Plutôt par hasard Pierre Philippe (auteur ou producteur de documentaires pour la télévision, historien du cinéma et du music-hall, mais également peintre, décorateur de théâtre, scénariste, dialoguiste, romancier) devient parolier. D’abord par l’intermédiaire d’Ingrid Caven (pour qui il adapte en français des textes de Fassbinder), ensuite (et surtout !) à travers sa rencontre avec Jean Guidoni. Pierre Philippe écrit pour cet interprète, qui alors se cherche, les textes de quatre albums consécutifs (“Je marche dans les villes”, 1980 ; “Crime passionnel”, 1982 ; “Le rouge et le rose”, 1983 ; “Putains...”, 1985). Il le retrouvera 14 ans plus tard avec l’exceptionnel “Fin de siècle”. Entre temps Pierre Philippe signe la plupart des titres du second disque de Juliette (“Irrésistible”) et la totalité du suivant (“Rimes féminines”).

Bien qu’écrivant en tenant compte de la personnalité de ces deux interprètes, Pierre Philippe n’en impose pas moins un univers que l’on qualifiera, d’une chanson à l’autre, de “décadent”, “baroque”, “équivoque”, “érotomane”, ou même “morbide” : adjectifs peu consensuels il va sans dire ! On peut d’ailleurs ajouter le terme “expressionniste” à cette liste (à condition de bien vouloir l’associer à la “veine poétique” de l’auteur, sachant qu’il existe une “veine politique” explicite dans le répertoire de Guidoni, et plus implicite dans celui de Juliette). C’est dire que Pierre Philippe écrit spécifiquement pour ses deux interprètes de prédilection (des aspects de la vie de Jean Guidoni apparaissent dans plusieurs chansons) sans que celui-ci, voire celle-là s’approprient exactement (à la manière d’une Piaf, d’une Gréco ou d’un Montand) l’univers singulier de l’auteur. La personnalité de Jean Guidoni, ni même celle de Juliette ne sont nullement mises en cause. Mais il parait important de le souligner. C’est aussi, indirectement, une réponse aux raisons pour lesquelles, Jean Guidoni d’abord, puis Juliette, ont cessé de collaborer avec Pierre Philippe.

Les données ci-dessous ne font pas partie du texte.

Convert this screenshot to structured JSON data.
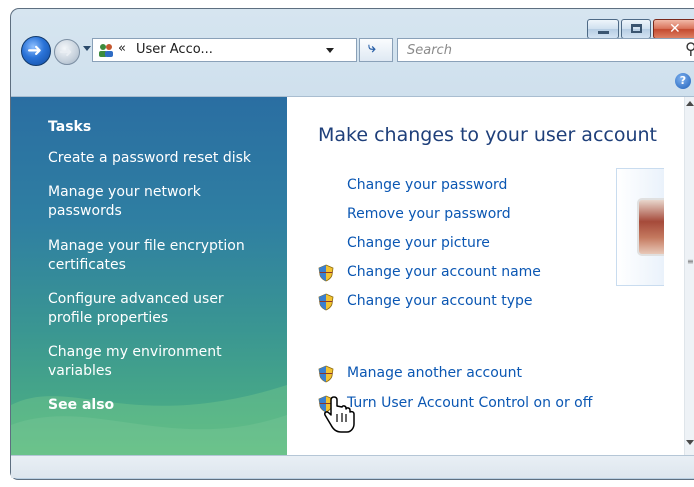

On précise que ce parolier est totalement inconnu du grand public. Il est vrai que les auteurs-compositeurs-interpètes qui tiennent le devant de la scène depuis le milieu du XXe siècle font de l’ombre aux paroliers professionnels. Mais aucun de ces derniers ne saurait rivaliser avec Pierre Philippe dont on répétera ici (se référer aux entrées “Guidoni” et “Juliette” de ce dictionnaire) qu’il a écrit quelques unes des chansons “inoubliables” des années 80 et 90, et même du siècle (Les draps blancs, Tout va bien, Le bon berger, L’amour monstre, Toulon (ces deux vers, au passage, ne peuvent avoir été écrits que par Pierre Philippe : “Au Fémina le soir des mains en embuscade / Disaient toucher Bardot mais caressaient Delon “), J’habite à Drancy, Une valse de 1937 par Jean Guidoni ; Irrésistible, Les petits métiers, Les manèges, Monsieur Vénus, Rimes féminines, Tueuses par Juliette.

La chanson au XXe siècle ne serait pas exactement ce qu’elle est sans Pierre Philippe. Encore faut-il le savoir ! Ce dictionnaire essaie de réparer cet oubli et de remettre à la place qui devrait être la sienne ce très grand parolier.